JAKARTA (Arrahmah.id) – Pengurus Besar Nahdlatul Ulama (PBNU) melalui Lembaga Falakiyah (LF) PBNU akan melakukan rukyatul hilal atau pemantauan hilal awal Ramadhan 1445 H pada Ahad 10 Maret 2024 atau bertepatan dengan 29 Sya’ban 1445 H mendatang.
Ketua LF PBNU KH Sirril Wafa menjelaskan alasan penggunaan metode rukyatul hilal sebagai penentuan awal bulan hijriah. Dalam hal penetapan awal bulan yang berkaitan dengan ibadah, PBNU konsisten menggunakan rukyatul hilal atau pemantauan hilal sejak era 1950-an.
“Hasil pembahasan Muktamar sejak era tahun 1950-an hingga terakhir 2021 di Lampung, PBNU masih istiqomah mendasarkan penetapan awal-awal bulan yang berkaitan dengan ibadah berdasarkan rukyatul hilal.

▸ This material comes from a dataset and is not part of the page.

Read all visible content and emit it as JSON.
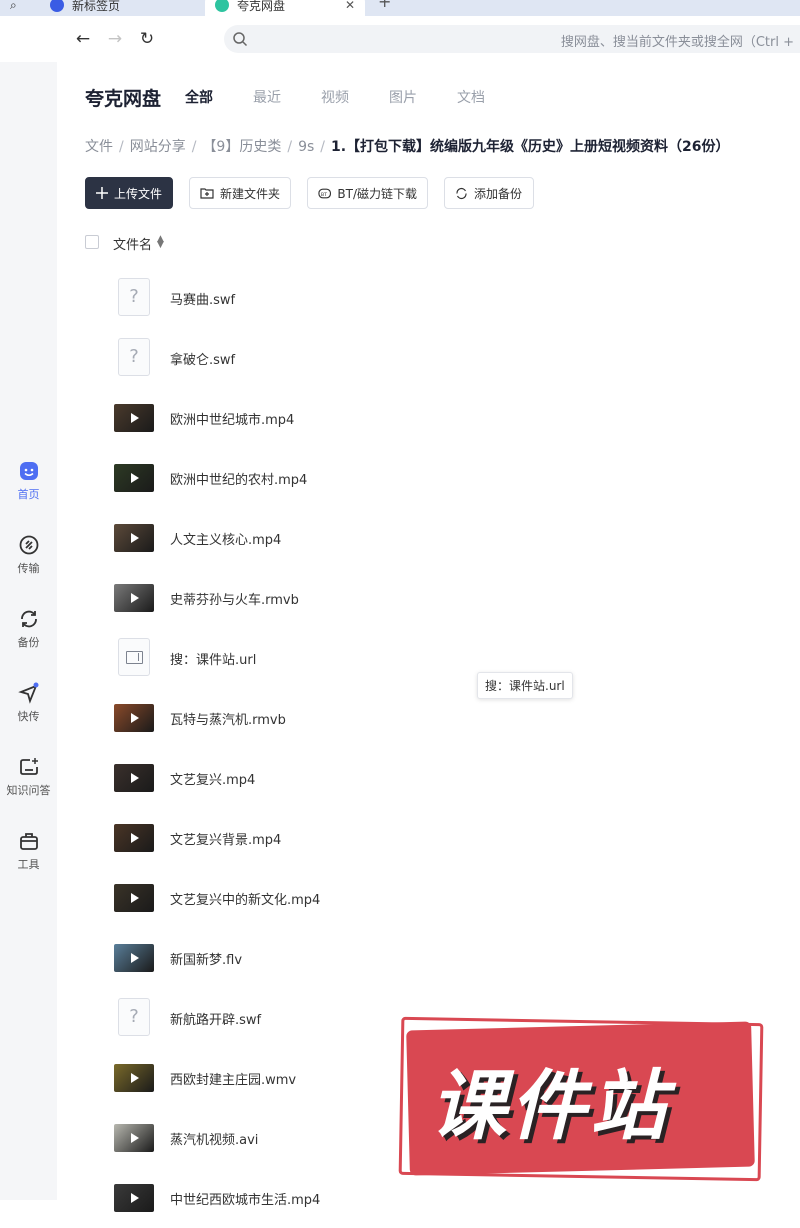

Kualitas rukyatul hilal oleh para perukyat terus ditingkatkan,” jelas Kiai Sirril kepada NU Online, Jumat (23/2/2024).
“Demikian pula pemahaman atas teks nash seputar rukyatul hilal terus dilakukan upaya reaktualisasi. Sehingga, dalam Muktamar Lampung diputuskan ada kondisi di mana ikmal atau istikmal tidak harus dilakukan,” imbuhnya.
Namun, ia menyebut terdapat kondisi tertentu di mana pelaksanaan rukyat tidak selalu diwajibkan, tergantung pada data hisab falakiyah yang diperkuat dengan hasil perhitungan dari berbagai metode yang berbeda.
“Pelaksanaan rukyat tidak selalu dihukumi fardhu kifayah, yakni ketika ditengarai melalui data hisab falakiyah bahwa saat maghrib, bulan lebih dahulu tenggelam di ufuk daripada matahari. Data yang dimaksud sekurang-kurangnya dikuatkan dengan hasil yang serupa melalui perhitungan dari 5 metode yang berbeda yang bersifat tahqiqi, tadqiqi atau ashri (kontemporer),” jabarnya.
Sementara itu, Wakil Sekretaris LF PBNU Muh Ma’rufin Sudibyo menegaskan, NU telah memutuskan bahwa metode terbaik untuk mengawali bulan hijriah adalah dengan merukyah hilal. Landasan yang berkenaan dengan ini telah ditetapkan dalam berbagai forum, termasuk Muktamar dan Musyawarah Nasional (Munas).
“Karena rujukannya banyak dan lebih berterima dibanding metode lain,” ujarnya.
Landasan keputusan tersebut, tambah dia, telah diputuskan dalam forum-forum seperti Muktamar 1984 Situbondo, Muktamar 1999 Kediri, Muktamar 2021 Lampung, Munas 1983 Situbondo, dan Munas 1987 Cilacap.
“Landasan-landasannya dikupas dan diputuskan dalam forum-forum tersebut, termasuk batasan rukyah hilal (wilayatul hukmi), bila hasil rukyah berbeda dengan keputusan pemerintah suatu negara (dalam kasus ibadah haji), hingga penajaman pengertian istikmal dalam kaitannya dengan ke-ajeg-an kalender,” paparnya.
Meskipun ada perbedaan pendapat dalam metode penentuan awal bulan Hijriah, PBNU tetap konsisten dalam menggunakan rukyatul hilal sebagai landasan dalam penetapan waktu ibadah dan perayaan hari-hari besar Islam.
Ia menyebut, populasi yang mengikuti pendekatan ini cukup besar, mencapai sekitar 145 juta Muslim Indonesia, melebihi jumlah penganut NU menurut survei Litbang Kompas 2023 yang mencapai sekitar 134 juta jiwa.
“Secara statistik, mengacu kepada survei terpercaya dari lembaga survei Alvara pada 2017 silam, sekitar 145 juta Muslim Indonesia saat ini mendasarkan diri pada rukyah hilal dalam merayakan hari-hari besar Islam,” pungkasnya.